Kristen Havens
_______________________

 

Milagra

Audrey Santo sits in Worcestor,
more like she reclines
with her twisted absentee grin.
She is a hobbled body
bringing hope in the form of oils
raining down from the arches,
the stairwell and the fireplace,
slickening the hard-wood floors
for the barefoot visitors,
the citizens, her public.

Audrey Santo sits in Worcestor,
more like she reclines,
a stymied icon, but life-sized
and pristine in doilied royal garments,
her ladies in waiting mating faith to felicity
as they wring their arthritic hands.
Praying, praying, praying
for the sine qua non that no one can create.
Audrey causes a frenzy with her blessings.
Her mother clears the corners
and opens the doors, ringing in the constituency
and clicking the number-cruncher as they come.

Audrey Santo sits in Worcestor,
more like she reclines,
prone and maligned
by the seldom bold skeptics that refuse her.
Everyone loves her.
People feed her their bleeding hearts
and gnaw upon their fingernails, their knuckles,
shuffling and bucking in unison
and awaiting the good wraith, the blue silk cape,
the ruddy cheeks and the pluming effusion of rose petals.

Her father, her aunts work as a team.
Campaign Santo for Canonization 2000.
It's a simple enough trick with a built-in slogan
a Spanish surname to die for,
glowing on the bumper stickers and round pins,
drifting in from every direction toward that unlikely hub.
Letters and V.I.P. visits, legislators and
bishops, dignitaries, poets and physicians
they often file in on official and unofficial business.
They meter the walls, swathing their cotton balls
and popping their flash bulbs
amidst a crowd of neo-Pentacostals.

Believers and cynics, they are equally engaged.
Little innocent Audrey has all the experts stumped.

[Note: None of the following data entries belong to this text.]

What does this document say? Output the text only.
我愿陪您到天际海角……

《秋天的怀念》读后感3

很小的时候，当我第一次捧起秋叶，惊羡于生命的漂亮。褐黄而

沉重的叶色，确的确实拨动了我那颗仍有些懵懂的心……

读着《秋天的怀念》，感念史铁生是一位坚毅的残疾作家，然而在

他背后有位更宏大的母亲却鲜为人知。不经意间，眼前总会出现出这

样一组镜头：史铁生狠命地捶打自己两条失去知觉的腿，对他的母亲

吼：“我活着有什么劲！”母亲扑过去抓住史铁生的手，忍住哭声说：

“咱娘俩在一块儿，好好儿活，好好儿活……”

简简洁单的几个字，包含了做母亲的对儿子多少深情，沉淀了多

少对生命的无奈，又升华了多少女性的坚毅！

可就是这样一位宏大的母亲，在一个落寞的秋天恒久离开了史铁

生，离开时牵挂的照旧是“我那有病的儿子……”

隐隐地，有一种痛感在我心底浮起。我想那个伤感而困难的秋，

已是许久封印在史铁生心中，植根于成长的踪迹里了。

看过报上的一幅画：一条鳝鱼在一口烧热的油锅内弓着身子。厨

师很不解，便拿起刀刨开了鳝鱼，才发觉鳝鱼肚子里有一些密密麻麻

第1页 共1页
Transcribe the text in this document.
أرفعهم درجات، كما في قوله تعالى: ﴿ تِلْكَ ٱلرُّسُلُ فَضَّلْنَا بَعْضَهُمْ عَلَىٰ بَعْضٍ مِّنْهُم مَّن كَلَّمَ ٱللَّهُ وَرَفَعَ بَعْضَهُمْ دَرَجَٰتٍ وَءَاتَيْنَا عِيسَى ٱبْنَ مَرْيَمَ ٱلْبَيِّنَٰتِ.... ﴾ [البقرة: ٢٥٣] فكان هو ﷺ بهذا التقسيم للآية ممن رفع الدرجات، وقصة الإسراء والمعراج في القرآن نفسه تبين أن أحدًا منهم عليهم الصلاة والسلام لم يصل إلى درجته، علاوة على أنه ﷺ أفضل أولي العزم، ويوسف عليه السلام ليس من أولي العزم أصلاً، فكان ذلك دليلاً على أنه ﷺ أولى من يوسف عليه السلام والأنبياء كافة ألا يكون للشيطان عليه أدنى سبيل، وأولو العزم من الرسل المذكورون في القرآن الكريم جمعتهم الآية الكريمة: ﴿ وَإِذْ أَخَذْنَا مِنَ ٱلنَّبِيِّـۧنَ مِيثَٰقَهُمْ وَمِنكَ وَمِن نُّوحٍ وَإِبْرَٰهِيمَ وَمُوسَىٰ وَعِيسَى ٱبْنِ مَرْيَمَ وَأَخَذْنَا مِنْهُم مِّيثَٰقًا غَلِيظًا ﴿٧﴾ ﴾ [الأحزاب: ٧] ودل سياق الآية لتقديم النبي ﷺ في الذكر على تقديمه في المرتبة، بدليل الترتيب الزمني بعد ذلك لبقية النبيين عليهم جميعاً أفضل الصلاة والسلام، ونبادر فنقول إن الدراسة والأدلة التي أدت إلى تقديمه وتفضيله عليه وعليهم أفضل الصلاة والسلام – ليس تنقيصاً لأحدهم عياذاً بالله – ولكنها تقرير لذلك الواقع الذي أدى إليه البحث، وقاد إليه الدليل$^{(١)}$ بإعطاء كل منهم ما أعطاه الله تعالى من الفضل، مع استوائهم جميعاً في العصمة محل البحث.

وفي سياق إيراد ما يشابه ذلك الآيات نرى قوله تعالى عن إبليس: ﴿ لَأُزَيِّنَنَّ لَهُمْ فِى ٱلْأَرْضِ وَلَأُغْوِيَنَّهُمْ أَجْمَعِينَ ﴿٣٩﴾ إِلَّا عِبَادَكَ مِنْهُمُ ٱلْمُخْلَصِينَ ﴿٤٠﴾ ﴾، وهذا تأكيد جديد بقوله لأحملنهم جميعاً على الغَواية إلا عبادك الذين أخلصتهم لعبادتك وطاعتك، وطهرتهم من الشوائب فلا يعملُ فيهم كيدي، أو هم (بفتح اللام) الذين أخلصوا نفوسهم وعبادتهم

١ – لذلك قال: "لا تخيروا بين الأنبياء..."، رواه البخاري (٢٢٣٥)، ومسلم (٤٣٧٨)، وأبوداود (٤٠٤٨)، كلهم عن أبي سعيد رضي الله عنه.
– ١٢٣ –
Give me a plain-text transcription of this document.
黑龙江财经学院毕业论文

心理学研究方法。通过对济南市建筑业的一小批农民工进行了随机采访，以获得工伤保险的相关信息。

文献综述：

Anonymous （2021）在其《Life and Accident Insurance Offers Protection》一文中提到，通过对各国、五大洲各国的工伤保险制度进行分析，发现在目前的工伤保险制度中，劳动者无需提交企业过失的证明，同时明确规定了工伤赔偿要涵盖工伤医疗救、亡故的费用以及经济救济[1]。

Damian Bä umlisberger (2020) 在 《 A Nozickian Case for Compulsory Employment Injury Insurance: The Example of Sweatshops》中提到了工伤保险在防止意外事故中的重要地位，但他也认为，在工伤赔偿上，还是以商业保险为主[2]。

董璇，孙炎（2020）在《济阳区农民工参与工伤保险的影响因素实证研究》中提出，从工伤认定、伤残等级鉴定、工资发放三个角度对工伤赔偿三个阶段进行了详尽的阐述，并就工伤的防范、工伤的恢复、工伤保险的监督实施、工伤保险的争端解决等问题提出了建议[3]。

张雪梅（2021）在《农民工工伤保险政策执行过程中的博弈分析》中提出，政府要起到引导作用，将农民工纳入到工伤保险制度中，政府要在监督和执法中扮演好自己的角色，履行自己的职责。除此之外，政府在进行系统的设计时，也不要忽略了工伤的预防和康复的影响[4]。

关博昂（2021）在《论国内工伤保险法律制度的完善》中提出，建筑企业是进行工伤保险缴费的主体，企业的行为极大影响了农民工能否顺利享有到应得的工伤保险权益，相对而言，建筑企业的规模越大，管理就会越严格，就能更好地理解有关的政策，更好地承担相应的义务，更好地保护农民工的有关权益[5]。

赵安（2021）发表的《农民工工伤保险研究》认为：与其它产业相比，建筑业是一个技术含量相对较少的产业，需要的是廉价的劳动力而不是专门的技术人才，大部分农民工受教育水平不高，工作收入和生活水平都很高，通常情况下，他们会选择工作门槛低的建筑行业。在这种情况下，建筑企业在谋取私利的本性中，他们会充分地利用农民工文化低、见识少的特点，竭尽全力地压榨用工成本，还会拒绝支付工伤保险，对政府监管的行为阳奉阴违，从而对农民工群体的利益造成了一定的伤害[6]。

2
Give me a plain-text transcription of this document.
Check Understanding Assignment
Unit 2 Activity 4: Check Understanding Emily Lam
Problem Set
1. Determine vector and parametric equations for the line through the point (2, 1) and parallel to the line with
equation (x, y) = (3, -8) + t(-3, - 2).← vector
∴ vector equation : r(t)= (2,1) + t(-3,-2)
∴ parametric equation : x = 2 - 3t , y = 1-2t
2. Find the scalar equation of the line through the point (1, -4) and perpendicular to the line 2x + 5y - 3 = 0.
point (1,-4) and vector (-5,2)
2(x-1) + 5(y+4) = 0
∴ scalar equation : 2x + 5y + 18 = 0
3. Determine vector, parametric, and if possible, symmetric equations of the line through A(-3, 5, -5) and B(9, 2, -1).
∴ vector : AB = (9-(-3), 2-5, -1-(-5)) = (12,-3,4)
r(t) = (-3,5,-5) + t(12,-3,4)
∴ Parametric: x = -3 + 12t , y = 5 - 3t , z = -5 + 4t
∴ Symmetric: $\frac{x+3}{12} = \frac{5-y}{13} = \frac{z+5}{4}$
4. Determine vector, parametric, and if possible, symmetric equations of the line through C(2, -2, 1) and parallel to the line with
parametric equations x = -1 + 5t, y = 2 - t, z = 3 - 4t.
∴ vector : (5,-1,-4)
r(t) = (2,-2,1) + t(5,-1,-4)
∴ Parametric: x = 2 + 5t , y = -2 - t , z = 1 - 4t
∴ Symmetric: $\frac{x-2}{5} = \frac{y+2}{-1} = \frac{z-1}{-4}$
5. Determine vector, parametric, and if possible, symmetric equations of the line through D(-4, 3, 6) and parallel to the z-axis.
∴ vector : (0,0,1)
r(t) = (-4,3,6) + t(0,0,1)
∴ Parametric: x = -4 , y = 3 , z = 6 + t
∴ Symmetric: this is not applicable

But for all the dire admirers
with their lupus and their slipped disks
terminal cancers and sciaticas
little Audrey Santo sits in Worcestor,
more like she reclines,
and knowing nothing of her own last name
wishes and hopes with her lock jawed mind
frozen forever at age three
for any kind of feeble release from her holiness -
a simple smile, a trip to the zoo,
the cool, sticky lick of an orange popsicle,
the unhallowed touch of her mother.

Bang the Drum Slowly

Rhythm in the midst of your winnings,
a sense of memory blessed.
These things come together but once a year.
From all sides, the diphthongs come knocking,
and the doors collide.
You play it out again at every venue -
on a sound stage or night club proscenium,
or sometimes just in your head,

with your pen pressed flat against your hand.
You sketch a pick-up prison:
a five man band, no keyboard,
only the stringed instruments
and two metallic pie plates for a high hat.
The sheet music bleeds into an oil puddle.

Wherever your father slept, there is now this -
a purplish swirl, a foot print.
The drumsticks splinter.
Your hands break open
into promises left in a line, alphabetized.
The family fell in a tumble from your stunned lips,
and you blew the farthest, drifting city to city
on silver bullet of blame: he made me.

Now there's a melted plant stand in your bathroom,
atop which his picture swims
in a gray frame with a shattered backing.
When you think of him, you feel your heels on fire.
A swiftness and a light switch,
the hot breath of two a.m.
and the earliest humming beat of your hands against his side.